Auch wenn man zu Recht die Schwarzmalerei ablehnt, sollten wir uns doch bewusst sein, dass wir mit raschen Umfeldveränderungen und möglicherweise mit fundamentalen Umwälzungen rechnen und unsere internationalen Beziehungen entsprechend gestalten müssen. Der Beitritt zur UNO, der in seiner Bedeutung nicht überbewertet werden darf und der Schweiz ganz gewiss keine grundlegend neue Stellung in der Familie der Nationen verleiht, ist zu einem Zeitpunkt erfolgt, da die Organisation sich in der eben erwähnten heiklen Situation befindet. Die durch die Partnerschaft für den Frieden erfolgte Annäherung an die NATO und die Bestrebungen gewisser Kreise zu einem NATO-Beitritt fallen in eine Epoche von Kontroversen. Das sogenannte strategische Ziel des EU-Beitritts wird anvisiert, während sich eben gerade diese EU in Turbulenzen befindet. Die Schweiz wird daher gut beraten sein, ruhig und für alle verfügbar zu bleiben und durch konstruktives eigenes Wohlverhalten einen Beitrag zu friedlichen Lösungen zu leisten. Wir sollten uns nicht von Entwicklungen, über deren Nachhaltigkeit keine Gewissheit besteht, allzu stark beeinflussen lassen und uns nicht von lange Bewährtem ohne triftige Gründe abwenden. Gleiches gilt für das Verhältnis zu den Vereinigten Staaten. Es wird nicht einfach sein, auf Distanz zu gehen, wenn es zu einem an sich vielleicht doch vermeidbaren Krieg im Mittleren Osten kommen sollte. Auch hier gilt es, Bewährtes nicht über Bord zu werfen und die Qualität der Beziehungen nicht ohne Not zu beeinträchtigen. Gerade nach der Auseinandersetzung wegen der «Schatten des Zweiten Weltkrieges» und des damit verbundenen gegenseitigen Verlustes an Sympathie und Vertrauen sollte man der Gefahr, von der legitimen Kritik am Säbelrasseln der Bush-Administration in einen destruktiven Antiamerikanismus abzugleiten, entschieden begegnen.

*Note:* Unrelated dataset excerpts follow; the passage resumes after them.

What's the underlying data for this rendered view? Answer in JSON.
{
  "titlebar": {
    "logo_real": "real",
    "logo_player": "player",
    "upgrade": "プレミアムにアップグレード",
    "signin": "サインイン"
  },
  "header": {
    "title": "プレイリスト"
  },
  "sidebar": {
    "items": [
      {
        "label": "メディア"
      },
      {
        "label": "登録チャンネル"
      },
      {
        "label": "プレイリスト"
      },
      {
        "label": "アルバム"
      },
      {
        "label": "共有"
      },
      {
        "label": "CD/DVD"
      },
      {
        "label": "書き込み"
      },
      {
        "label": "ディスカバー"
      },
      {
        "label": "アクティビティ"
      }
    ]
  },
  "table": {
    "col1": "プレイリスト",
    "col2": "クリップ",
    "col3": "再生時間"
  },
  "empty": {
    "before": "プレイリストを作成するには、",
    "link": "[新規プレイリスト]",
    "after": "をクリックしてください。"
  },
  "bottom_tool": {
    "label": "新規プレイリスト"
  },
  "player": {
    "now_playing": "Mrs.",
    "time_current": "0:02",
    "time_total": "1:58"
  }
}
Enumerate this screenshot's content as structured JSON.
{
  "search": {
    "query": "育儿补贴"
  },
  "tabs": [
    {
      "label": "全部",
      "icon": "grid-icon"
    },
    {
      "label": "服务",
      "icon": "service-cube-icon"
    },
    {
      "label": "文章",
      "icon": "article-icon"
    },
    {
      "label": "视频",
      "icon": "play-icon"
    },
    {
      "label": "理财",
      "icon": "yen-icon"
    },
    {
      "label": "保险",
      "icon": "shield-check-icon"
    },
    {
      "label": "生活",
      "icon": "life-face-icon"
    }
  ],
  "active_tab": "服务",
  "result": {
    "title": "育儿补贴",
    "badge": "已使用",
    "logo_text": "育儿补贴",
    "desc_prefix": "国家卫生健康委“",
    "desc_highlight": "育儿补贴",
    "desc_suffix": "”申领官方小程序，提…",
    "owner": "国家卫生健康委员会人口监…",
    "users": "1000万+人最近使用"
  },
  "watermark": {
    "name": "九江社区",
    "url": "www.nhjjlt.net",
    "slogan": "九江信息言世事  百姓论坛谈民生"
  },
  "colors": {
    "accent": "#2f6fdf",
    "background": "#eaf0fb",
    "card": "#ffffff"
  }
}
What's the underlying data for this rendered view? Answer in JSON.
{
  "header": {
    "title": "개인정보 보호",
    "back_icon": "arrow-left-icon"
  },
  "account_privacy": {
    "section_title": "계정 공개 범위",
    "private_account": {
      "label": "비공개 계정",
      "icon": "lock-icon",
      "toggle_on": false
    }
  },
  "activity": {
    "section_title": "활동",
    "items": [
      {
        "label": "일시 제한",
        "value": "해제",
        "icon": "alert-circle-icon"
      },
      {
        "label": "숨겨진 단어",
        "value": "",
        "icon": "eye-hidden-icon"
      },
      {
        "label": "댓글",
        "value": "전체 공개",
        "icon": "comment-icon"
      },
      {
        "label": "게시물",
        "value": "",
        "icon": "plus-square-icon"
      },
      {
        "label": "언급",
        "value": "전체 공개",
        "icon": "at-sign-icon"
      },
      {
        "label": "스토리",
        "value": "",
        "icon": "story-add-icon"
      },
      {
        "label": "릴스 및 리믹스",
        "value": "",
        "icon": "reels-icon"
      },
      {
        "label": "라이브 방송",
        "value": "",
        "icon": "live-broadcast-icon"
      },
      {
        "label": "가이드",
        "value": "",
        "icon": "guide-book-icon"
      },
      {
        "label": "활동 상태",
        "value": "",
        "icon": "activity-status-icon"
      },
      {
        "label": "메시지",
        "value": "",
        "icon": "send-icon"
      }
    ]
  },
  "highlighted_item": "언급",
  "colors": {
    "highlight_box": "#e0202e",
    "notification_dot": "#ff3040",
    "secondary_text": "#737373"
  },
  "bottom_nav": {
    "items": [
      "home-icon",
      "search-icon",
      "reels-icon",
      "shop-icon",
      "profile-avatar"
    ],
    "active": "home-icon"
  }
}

Für Amerika und die Welt darf man nur hoffen, dass die Demokratie in den Vereinigten Staaten nicht verloren geht. Denn die Funktion der vorbildlichen leuchtenden Demokratie ist wesentlich wichtiger als die möglicherweise weniger dauerhafte Rolle des politisch-militärischen Hegemons. Und in der Verpflichtung auf die Wertordnung einer freiheitlichen, pluralistischen, föderalistischen, republikanischen Demokratie bleibt die Schweiz Amerikas Schwesterrepublik.
Leicht gekürzte Fassung des Referats von Dr. Carlo Jagmetti am Liberalen Institut vom 4. März 2003.